Il y avait un comptoir vitré qui contenait des bonbons vendus « à la cenne » : lunes de miel, boules noires, caramels, encores, etc. Un réfrigérateur contenait de la crème glacée et des friandises. Pour cinq sous, on pouvait avoir un cornet à une boule, un fudgesicle, un popsicle. Les revels et les mel-o-rolls se vendaient dix sous ainsi que les cornets à deux boules. Sur des tablettes derrière le comptoir, des cigarettes en paquets et quelques conserves qui dataient.

Il y régnait une malpropreté qui serait intolérable de nos jours.

Une ouverture munie d’un rideau en guise de porte donnait sur la cuisine qui était elle aussi à l’abandon. Sur la table, une montagne de vieux journaux et des cochonneries de toutes sortes. Mary n’avait qu’un petit espace de libre pour mettre son assiette.

Pour nous les jeunes, c’était une sorte de sorcière. D'abord, elle était étrangère, elle s’était mariée et avait vécu aux Etats-Unis. Et ce qui n’arrangeait rien, elle était protestante et tirait aux cartes.

J’étais trop jeune à l’époque pour la faire parler. Aujourd’hui, comme j’aimerais qu’elle me raconte sa vie, comment elle en était venue à s’installer à St-Vincent-de-Paul et en quelle année !

Quatre ans plus tard, nous déménagions à nouveau et je ne l’ai plus revue. Puis un jour, j’ai appris sa mort, comme ça…

Sa maison est toujours là, rénovée. Et peu de personnes aux alentours ont connu Mary Collin…

jeudi 4 octobre 2007

Framboises


Framboises

Framboises, petits fruits délectables
Placées sur ma table
Dont les enfants se régalent
J’en suis ravie.

Vous poussez près de l’étable
D’une expansion redoutable
La pluie vous est agréable
Le soleil aussi.

Vos petits grains haïssables
Sous les dentiers des notables
Sont très désagréables
Tant pis !

En juillet, c’est formidable
Des confitures en bocal
Pour déguster en tartinade
Me mettent en appétit.

Chocolat et framboises, collation agréable
Framboises et crème glacée, dessert appréciable
Toutes autres suggestions acceptables
Merci.

Le secrétaire

(Village cher à mes parents)


Le secrétaire

C’est un vieux meuble très rustique
Fabriqué dans le bois d’une vieille armoire
Mon père, amoureux romantique,
L’a fait de ses mains par les soirs.

Il y a beaucoup d’amour dans ce secrétaire
Aucun clou n’est apparent
Il contient quatre tablettes et trois compartiments
Un panneau s’abaisse pour écrire en solitaire.

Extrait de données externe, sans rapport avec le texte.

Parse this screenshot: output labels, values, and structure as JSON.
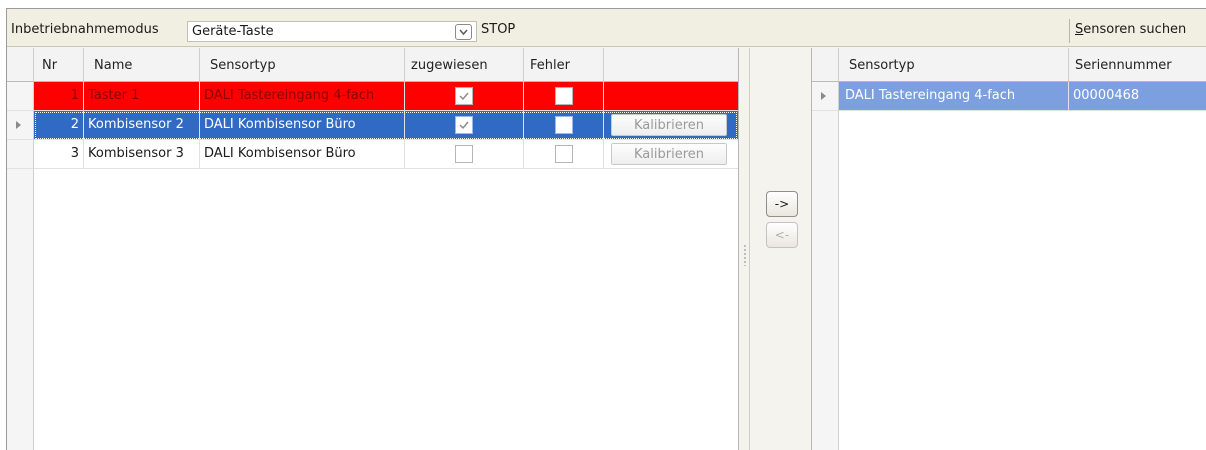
{
  "toolbar": {
    "mode_label": "Inbetriebnahmemodus",
    "mode_value": "Geräte-Taste",
    "stop_label": "STOP",
    "search_label": "Sensoren suchen"
  },
  "left_table": {
    "columns": [
      "Nr",
      "Name",
      "Sensortyp",
      "zugewiesen",
      "Fehler"
    ],
    "rows": [
      {
        "nr": "1",
        "name": "Taster 1",
        "sensortyp": "DALI Tastereingang 4-fach",
        "zugewiesen": true,
        "fehler": false,
        "kalibrieren": "",
        "state": "error"
      },
      {
        "nr": "2",
        "name": "Kombisensor 2",
        "sensortyp": "DALI Kombisensor Büro",
        "zugewiesen": true,
        "fehler": false,
        "kalibrieren": "Kalibrieren",
        "state": "selected"
      },
      {
        "nr": "3",
        "name": "Kombisensor 3",
        "sensortyp": "DALI Kombisensor Büro",
        "zugewiesen": false,
        "fehler": false,
        "kalibrieren": "Kalibrieren",
        "state": "normal"
      }
    ]
  },
  "move_buttons": {
    "assign_label": "->",
    "unassign_label": "<-"
  },
  "right_table": {
    "columns": [
      "Sensortyp",
      "Seriennummer"
    ],
    "rows": [
      {
        "sensortyp": "DALI Tastereingang 4-fach",
        "seriennummer": "00000468"
      }
    ]
  },
  "colors": {
    "error_row": "#ff0000",
    "selected_row": "#316ac5",
    "right_selected_row": "#7c9fe0"
  }
}
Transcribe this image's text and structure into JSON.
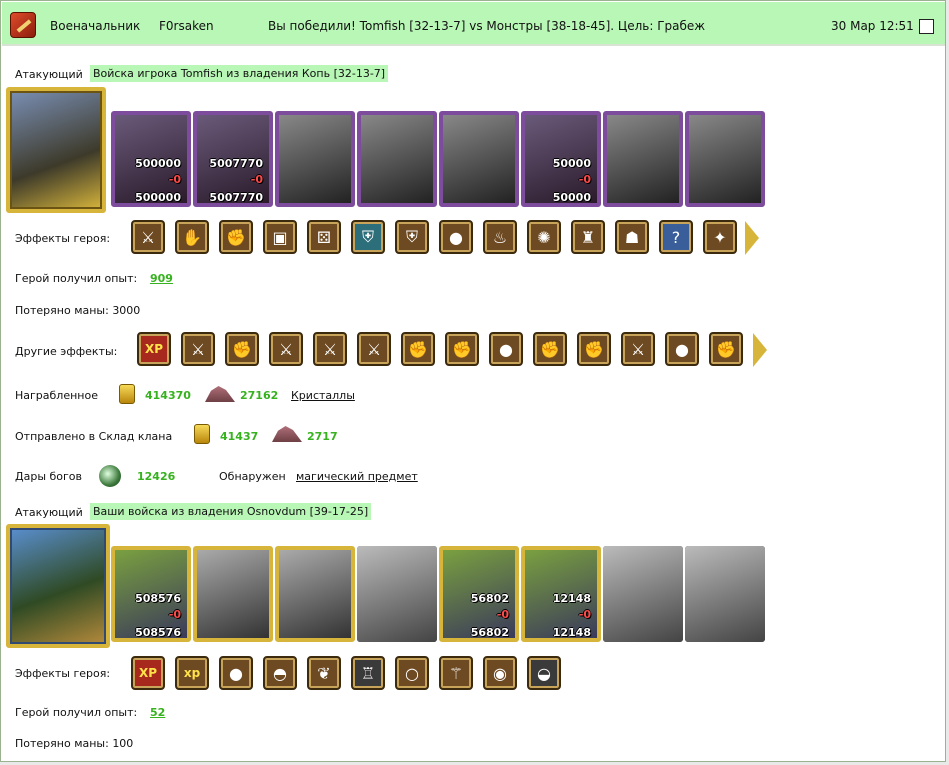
{
  "header": {
    "title": "Военачальник",
    "player": "F0rsaken",
    "result": "Вы победили! Tomfish [32-13-7] vs Монстры [38-18-45]. Цель: Грабеж",
    "datetime": "30 Мар 12:51"
  },
  "side1": {
    "role_label": "Атакующий",
    "army_label": "Войска игрока Tomfish из владения Копь [32-13-7]",
    "units": [
      {
        "style": "purple",
        "n1": "500000",
        "d": "-0",
        "n2": "500000"
      },
      {
        "style": "purple",
        "n1": "5007770",
        "d": "-0",
        "n2": "5007770"
      },
      {
        "style": "purple",
        "n1": "",
        "d": "",
        "n2": ""
      },
      {
        "style": "purple",
        "n1": "",
        "d": "",
        "n2": ""
      },
      {
        "style": "purple",
        "n1": "",
        "d": "",
        "n2": ""
      },
      {
        "style": "purple",
        "n1": "50000",
        "d": "-0",
        "n2": "50000"
      },
      {
        "style": "purple",
        "n1": "",
        "d": "",
        "n2": ""
      },
      {
        "style": "purple",
        "n1": "",
        "d": "",
        "n2": ""
      }
    ],
    "hero_effects_label": "Эффекты героя:",
    "hero_effects": [
      "sword-icon",
      "handshake-icon",
      "fist-icon",
      "chest-icon",
      "dice-icon",
      "shield-icon",
      "shield-hand-icon",
      "gold-bag-icon",
      "torch-icon",
      "sun-icon",
      "armor-icon",
      "mask-icon",
      "question-icon",
      "star-icon"
    ],
    "xp_label": "Герой получил опыт:",
    "xp_value": "909",
    "mana_label": "Потеряно маны: 3000",
    "other_effects_label": "Другие эффекты:",
    "other_effects": [
      "xp-icon",
      "sword-icon",
      "fist-icon",
      "sword-icon",
      "sword-icon",
      "sword-icon",
      "fist-icon",
      "fist-icon",
      "gold-bag-icon",
      "fist-icon",
      "fist-icon",
      "sword-icon",
      "gold-bag-icon",
      "fist-icon"
    ],
    "loot_label": "Награбленное",
    "loot_gold": "414370",
    "loot_crystals": "27162",
    "loot_crystals_link": "Кристаллы",
    "clan_label": "Отправлено в Склад клана",
    "clan_gold": "41437",
    "clan_crystals": "2717",
    "gifts_label": "Дары богов",
    "gifts_value": "12426",
    "found_label": "Обнаружен",
    "found_link": "магический предмет"
  },
  "side2": {
    "role_label": "Атакующий",
    "army_label": "Ваши войска из владения Osnovdum [39-17-25]",
    "units": [
      {
        "style": "gold",
        "n1": "508576",
        "d": "-0",
        "n2": "508576"
      },
      {
        "style": "gold",
        "n1": "",
        "d": "",
        "n2": ""
      },
      {
        "style": "gold",
        "n1": "",
        "d": "",
        "n2": ""
      },
      {
        "style": "plain",
        "n1": "",
        "d": "",
        "n2": ""
      },
      {
        "style": "gold",
        "n1": "56802",
        "d": "-0",
        "n2": "56802"
      },
      {
        "style": "gold",
        "n1": "12148",
        "d": "-0",
        "n2": "12148"
      },
      {
        "style": "plain",
        "n1": "",
        "d": "",
        "n2": ""
      },
      {
        "style": "plain",
        "n1": "",
        "d": "",
        "n2": ""
      }
    ],
    "hero_effects_label": "Эффекты героя:",
    "hero_effects": [
      "xp-icon",
      "xp-scroll-icon",
      "gold-bag-icon",
      "helmet-icon",
      "wings-icon",
      "chainmail-icon",
      "ring-icon",
      "staff-icon",
      "orb-icon",
      "helm-dark-icon"
    ],
    "xp_label": "Герой получил опыт:",
    "xp_value": "52",
    "mana_label": "Потеряно маны: 100"
  },
  "colors": {
    "header_bg": "#b8f7b5",
    "highlight_bg": "#b8f7b5",
    "number_green": "#37b21f",
    "purple_frame": "#7d4c9c",
    "gold_frame": "#d7b53b"
  }
}
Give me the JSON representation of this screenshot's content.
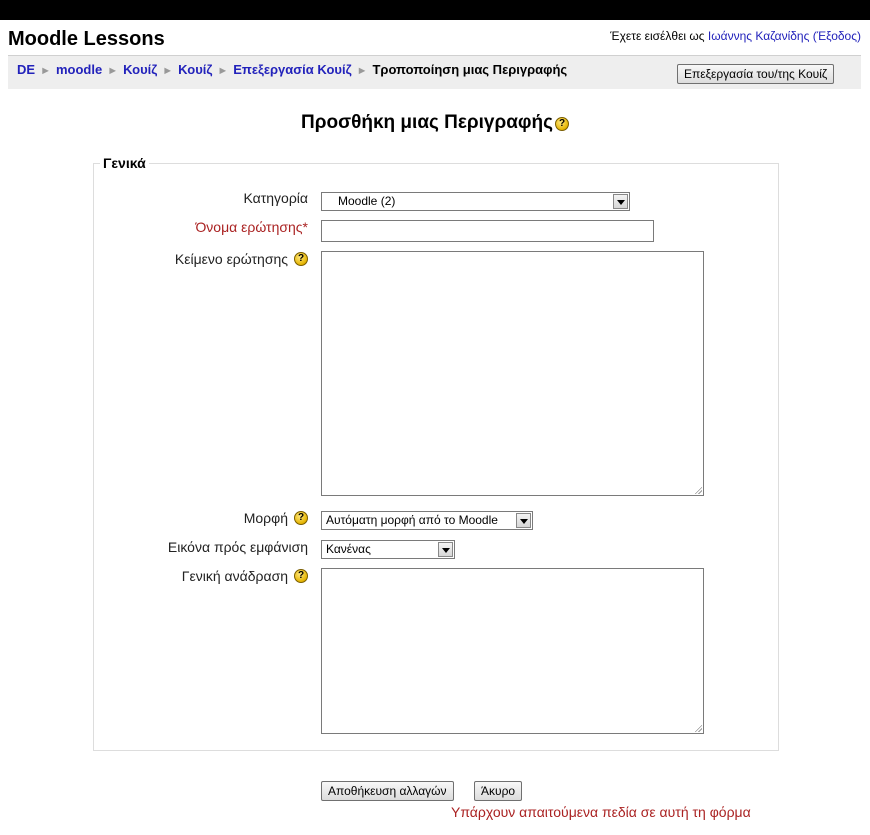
{
  "site": {
    "title": "Moodle Lessons"
  },
  "login": {
    "prefix": "Έχετε εισέλθει ως ",
    "user": "Ιωάννης Καζανίδης",
    "logout": "(Έξοδος)"
  },
  "breadcrumb": {
    "items": [
      "DE",
      "moodle",
      "Κουίζ",
      "Κουίζ",
      "Επεξεργασία Κουίζ"
    ],
    "current": "Τροποποίηση μιας Περιγραφής",
    "separator": "►"
  },
  "nav_button": "Επεξεργασία του/της Κουίζ",
  "page": {
    "heading": "Προσθήκη μιας Περιγραφής"
  },
  "form": {
    "legend": "Γενικά",
    "category": {
      "label": "Κατηγορία",
      "value": "Moodle (2)"
    },
    "name": {
      "label": "Όνομα ερώτησης*",
      "value": ""
    },
    "text": {
      "label": "Κείμενο ερώτησης",
      "value": ""
    },
    "format": {
      "label": "Μορφή",
      "value": "Αυτόματη μορφή από το Moodle"
    },
    "image": {
      "label": "Εικόνα πρός εμφάνιση",
      "value": "Κανένας"
    },
    "feedback": {
      "label": "Γενική ανάδραση",
      "value": ""
    }
  },
  "buttons": {
    "save": "Αποθήκευση αλλαγών",
    "cancel": "Άκυρο"
  },
  "missing_fields_note": "Υπάρχουν απαιτούμενα πεδία σε αυτή τη φόρμα",
  "icons": {
    "help": "help-icon"
  },
  "colors": {
    "link": "#2222bb",
    "required": "#aa2222",
    "navbar_bg": "#eeeeee"
  }
}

La porte est munie d’une vitre et ferme à clé
Son cadeau, maman l’a toujours protégé
Il avait bonne place au salon
C’était une commande de Cupidon.

Depuis vingt ans, j’en suis propriétaire
Encore propre, il est très avancé en âge
J’y suis attachée, j’en suis fière
Je l’ai reçu en héritage.

La grande folle


La grande folle

C’est dans l’allée des fruits
Que la première fois je la vis
Grande dégingandée
Vêtue pour provoquer.

Cheveux teints blonds, décolleté plongeant
Pantalon taille basse et bedon apparent
Elle souriait satisfaite d’elle-même
Les employés riaient sous cape, tout de même.

Soudain, je reconnus
Celui qui habitait à deux rues
Homme d’apparence saine
Il s’est affirmé dans la cinquantaine.

À la voir s’exhiber fièrement
Elle semble satisfaite du changement
Mais les rires observés sur son passage
Laissent croire à une âme troublée bien davantage.